Szeryf Alamo spojrzał na niego podejrzliwie.
- Furę? Po co?
- Po Howl byśmy pojechali…
- Wy, znaczy ty i dziewczyny? - dopytał. - Nie ma bata. Wiesz ile kłopotu było z tym, żeby was tu bezpiecznie ściągnąć. Daj adres to wyślę kogoś ze swoich, kogo gęby nikt nie kojarzy.
- Oj tam. Holomaski założymy, pacyfy wszak nie przypuszczają, że moglibyśmy wyjechać z Alamo. No powiedz, nie jajcarski pomysł?

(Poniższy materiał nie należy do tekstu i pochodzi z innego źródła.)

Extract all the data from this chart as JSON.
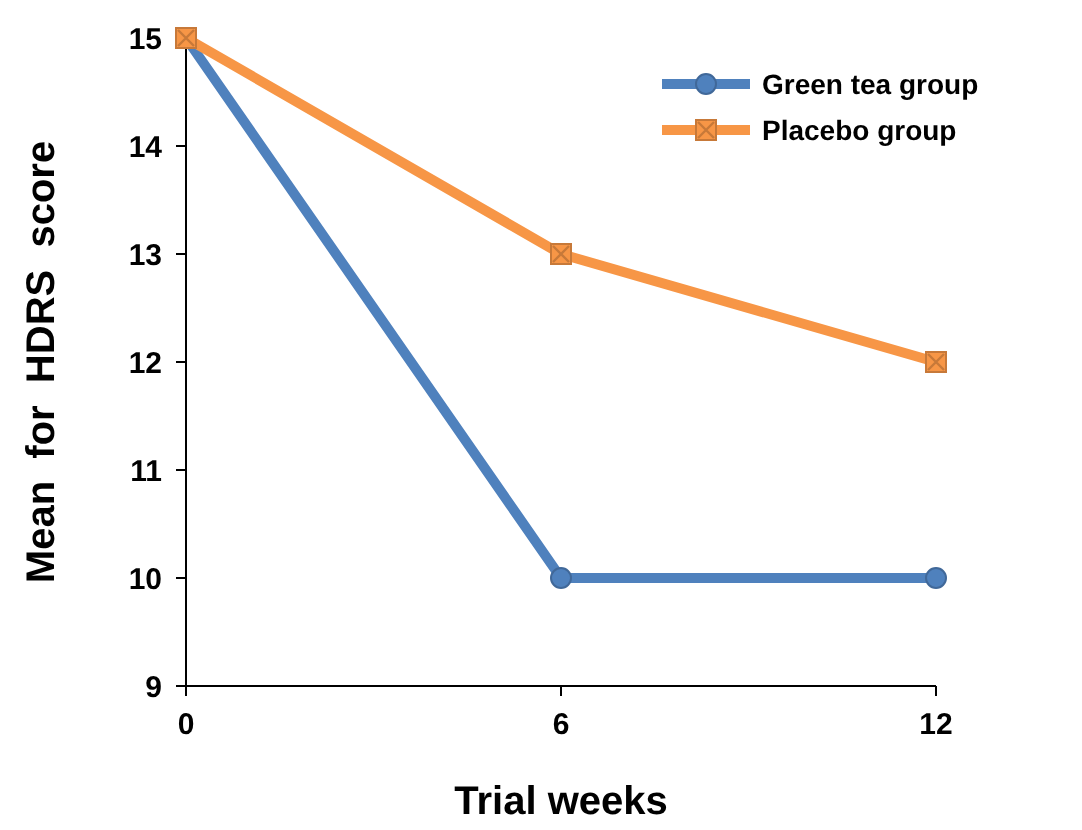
{
  "chart_data": {
    "type": "line",
    "xlabel": "Trial weeks",
    "ylabel": "Mean  for  HDRS  score",
    "x": [
      0,
      6,
      12
    ],
    "xlim": [
      0,
      12
    ],
    "xticks": [
      0,
      6,
      12
    ],
    "ylim": [
      9,
      15
    ],
    "yticks": [
      9,
      10,
      11,
      12,
      13,
      14,
      15
    ],
    "grid": false,
    "legend": "top right",
    "line_style": "solid",
    "series": [
      {
        "name": "Green tea group",
        "color": "#4f81bd",
        "values": [
          15,
          10,
          10
        ],
        "marker": "circle"
      },
      {
        "name": "Placebo group",
        "color": "#f79646",
        "values": [
          15,
          13,
          12
        ],
        "marker": "square"
      }
    ]
  }
}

- Mega - Marco kiwnął głową - ale odpowiedź wciąż brzmi nie. Słuchaj, siłą was tu nie zatrzymam, ale swojej fury nie dam. To squat, nie mamy służbowej floty aut. Jeden z moich ludzi stracił wóz i trafił za kratki odciągając pościg za ciężarówką, żeby cię tu dostarczyć, nie chcę żeby to poszło na marne przez jajcarski pomysł. Holomaski są dobre póki nie staniecie twarzą w twarz z glinami, ich kamery je wykryją. Waszym vanem nawet nie próbujcie wyjeżdżać, namierzą od razu. Wyślę po waszą koleżankę swojego człowieka - powtórzył.

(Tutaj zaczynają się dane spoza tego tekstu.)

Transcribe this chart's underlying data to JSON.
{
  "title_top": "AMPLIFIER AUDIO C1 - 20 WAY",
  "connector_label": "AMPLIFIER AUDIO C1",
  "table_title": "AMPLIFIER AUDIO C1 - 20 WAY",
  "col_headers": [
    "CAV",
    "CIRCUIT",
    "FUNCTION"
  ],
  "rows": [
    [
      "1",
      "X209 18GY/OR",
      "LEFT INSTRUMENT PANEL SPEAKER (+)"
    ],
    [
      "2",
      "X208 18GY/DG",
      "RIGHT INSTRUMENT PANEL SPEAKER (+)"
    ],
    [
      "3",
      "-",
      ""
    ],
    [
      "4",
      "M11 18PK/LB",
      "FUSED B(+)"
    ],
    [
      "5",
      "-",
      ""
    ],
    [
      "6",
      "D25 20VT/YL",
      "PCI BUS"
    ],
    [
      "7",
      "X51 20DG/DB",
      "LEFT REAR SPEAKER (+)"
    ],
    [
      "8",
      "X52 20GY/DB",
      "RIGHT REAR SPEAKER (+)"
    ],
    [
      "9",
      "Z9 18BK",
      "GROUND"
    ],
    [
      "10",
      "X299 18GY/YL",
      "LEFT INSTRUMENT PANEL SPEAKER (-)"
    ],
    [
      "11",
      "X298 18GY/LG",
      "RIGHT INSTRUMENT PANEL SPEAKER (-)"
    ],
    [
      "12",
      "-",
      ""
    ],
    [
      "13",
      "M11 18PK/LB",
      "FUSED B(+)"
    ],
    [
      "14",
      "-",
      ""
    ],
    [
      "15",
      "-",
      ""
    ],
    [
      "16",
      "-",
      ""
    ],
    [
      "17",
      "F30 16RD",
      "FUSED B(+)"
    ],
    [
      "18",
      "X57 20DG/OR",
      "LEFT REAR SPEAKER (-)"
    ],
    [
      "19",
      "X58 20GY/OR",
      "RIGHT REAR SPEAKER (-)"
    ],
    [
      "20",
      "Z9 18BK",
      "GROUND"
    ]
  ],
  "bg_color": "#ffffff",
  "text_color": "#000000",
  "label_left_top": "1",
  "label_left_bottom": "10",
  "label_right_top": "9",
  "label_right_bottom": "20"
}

- Ech… - Chris wydawał się niepocieszony, ale nie naciskał. Może był i niepoprawnym narwańcem, ale widać było po nim iż logika argumentów podziałała. - No okey, choć szkoda.

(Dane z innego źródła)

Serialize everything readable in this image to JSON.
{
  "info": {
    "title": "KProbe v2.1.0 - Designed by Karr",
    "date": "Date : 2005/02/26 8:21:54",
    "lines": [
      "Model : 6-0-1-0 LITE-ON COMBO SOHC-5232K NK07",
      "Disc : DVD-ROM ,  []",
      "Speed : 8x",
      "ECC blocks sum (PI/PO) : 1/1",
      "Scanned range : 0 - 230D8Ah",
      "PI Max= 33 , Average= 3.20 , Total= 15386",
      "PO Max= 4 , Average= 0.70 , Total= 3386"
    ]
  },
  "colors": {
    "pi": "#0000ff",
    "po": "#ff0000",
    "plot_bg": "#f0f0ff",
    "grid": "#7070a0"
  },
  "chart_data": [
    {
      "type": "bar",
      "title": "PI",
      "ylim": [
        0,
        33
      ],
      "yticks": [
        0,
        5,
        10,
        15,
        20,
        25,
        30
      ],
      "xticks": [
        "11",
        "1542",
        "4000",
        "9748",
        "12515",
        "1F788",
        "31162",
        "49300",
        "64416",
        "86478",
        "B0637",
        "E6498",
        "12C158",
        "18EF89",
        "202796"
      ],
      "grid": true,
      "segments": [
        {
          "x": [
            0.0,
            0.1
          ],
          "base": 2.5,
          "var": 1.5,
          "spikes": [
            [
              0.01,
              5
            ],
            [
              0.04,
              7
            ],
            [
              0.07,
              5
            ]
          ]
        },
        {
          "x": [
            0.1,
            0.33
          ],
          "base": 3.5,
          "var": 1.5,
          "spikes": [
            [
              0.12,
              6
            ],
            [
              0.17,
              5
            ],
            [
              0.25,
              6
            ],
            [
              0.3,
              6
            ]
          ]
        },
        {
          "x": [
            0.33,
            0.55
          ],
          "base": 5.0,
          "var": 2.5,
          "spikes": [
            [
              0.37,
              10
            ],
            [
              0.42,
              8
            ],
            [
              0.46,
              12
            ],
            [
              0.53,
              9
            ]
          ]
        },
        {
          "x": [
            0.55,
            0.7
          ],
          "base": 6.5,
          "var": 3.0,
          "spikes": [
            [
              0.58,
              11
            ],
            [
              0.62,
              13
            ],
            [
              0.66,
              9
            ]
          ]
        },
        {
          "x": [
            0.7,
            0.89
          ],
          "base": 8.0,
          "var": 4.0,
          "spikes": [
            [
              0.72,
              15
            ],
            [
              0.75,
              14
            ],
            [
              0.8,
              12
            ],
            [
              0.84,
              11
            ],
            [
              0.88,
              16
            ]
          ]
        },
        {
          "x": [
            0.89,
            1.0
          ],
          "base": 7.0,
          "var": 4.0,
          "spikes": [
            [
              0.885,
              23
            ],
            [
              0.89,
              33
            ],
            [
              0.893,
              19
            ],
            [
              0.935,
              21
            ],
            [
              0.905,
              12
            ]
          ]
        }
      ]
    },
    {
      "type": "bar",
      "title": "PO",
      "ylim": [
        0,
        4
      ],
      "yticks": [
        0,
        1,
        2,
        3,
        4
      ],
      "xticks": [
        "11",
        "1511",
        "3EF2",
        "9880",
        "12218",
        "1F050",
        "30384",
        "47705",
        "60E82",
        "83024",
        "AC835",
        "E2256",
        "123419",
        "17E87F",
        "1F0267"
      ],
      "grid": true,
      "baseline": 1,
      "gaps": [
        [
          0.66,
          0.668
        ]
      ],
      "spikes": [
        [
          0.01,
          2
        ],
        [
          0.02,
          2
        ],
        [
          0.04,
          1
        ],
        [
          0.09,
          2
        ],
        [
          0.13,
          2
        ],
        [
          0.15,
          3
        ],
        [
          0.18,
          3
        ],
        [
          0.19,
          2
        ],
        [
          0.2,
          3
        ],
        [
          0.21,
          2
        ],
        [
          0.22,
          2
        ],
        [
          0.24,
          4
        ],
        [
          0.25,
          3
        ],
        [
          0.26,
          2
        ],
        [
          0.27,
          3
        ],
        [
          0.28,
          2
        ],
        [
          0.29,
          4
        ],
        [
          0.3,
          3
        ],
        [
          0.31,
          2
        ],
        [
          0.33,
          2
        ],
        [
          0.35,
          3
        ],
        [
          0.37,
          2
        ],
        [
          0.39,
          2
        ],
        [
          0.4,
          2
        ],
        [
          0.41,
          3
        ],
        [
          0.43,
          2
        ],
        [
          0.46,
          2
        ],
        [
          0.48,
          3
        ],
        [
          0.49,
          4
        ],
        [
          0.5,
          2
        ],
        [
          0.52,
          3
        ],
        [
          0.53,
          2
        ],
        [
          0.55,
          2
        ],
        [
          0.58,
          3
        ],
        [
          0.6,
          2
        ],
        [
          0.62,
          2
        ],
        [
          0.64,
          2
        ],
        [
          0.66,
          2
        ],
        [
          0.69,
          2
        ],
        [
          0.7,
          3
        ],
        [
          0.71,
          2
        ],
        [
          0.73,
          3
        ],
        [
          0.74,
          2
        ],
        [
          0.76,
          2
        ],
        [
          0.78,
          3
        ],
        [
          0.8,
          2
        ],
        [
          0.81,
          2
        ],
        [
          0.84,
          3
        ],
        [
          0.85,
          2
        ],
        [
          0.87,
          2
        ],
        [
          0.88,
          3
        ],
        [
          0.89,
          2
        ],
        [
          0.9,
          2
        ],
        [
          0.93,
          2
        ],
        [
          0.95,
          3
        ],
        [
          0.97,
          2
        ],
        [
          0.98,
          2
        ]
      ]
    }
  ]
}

- Lo siento, amigo - Marco przepraszająco rozłożył ręce. - Ale nie martw się, dobra zabawa cię nie ominie.
Gdy Sully podał mu przesłany przez Howl adres, Marco podrapał się po brodzie.
- Colma. To za miastem, napisz koleżance, że Dart, to jest mój człowiek, może tam być za czterdzieści minut. Daj jej numer, to się zdzwonią w razie czego. To jak, chcesz się spróbować? - wskazał skinieniem głowy na ćwiczących.
- Nieeee, jeszcze mnie połamiecie to wieczorem nie zagram. - Sylly uśmiechnął się spoglądając na grupę samoobrony. Nie potrzebował sobie, ani nikomu nic udowadniać. - Lecę przygotować oprawę.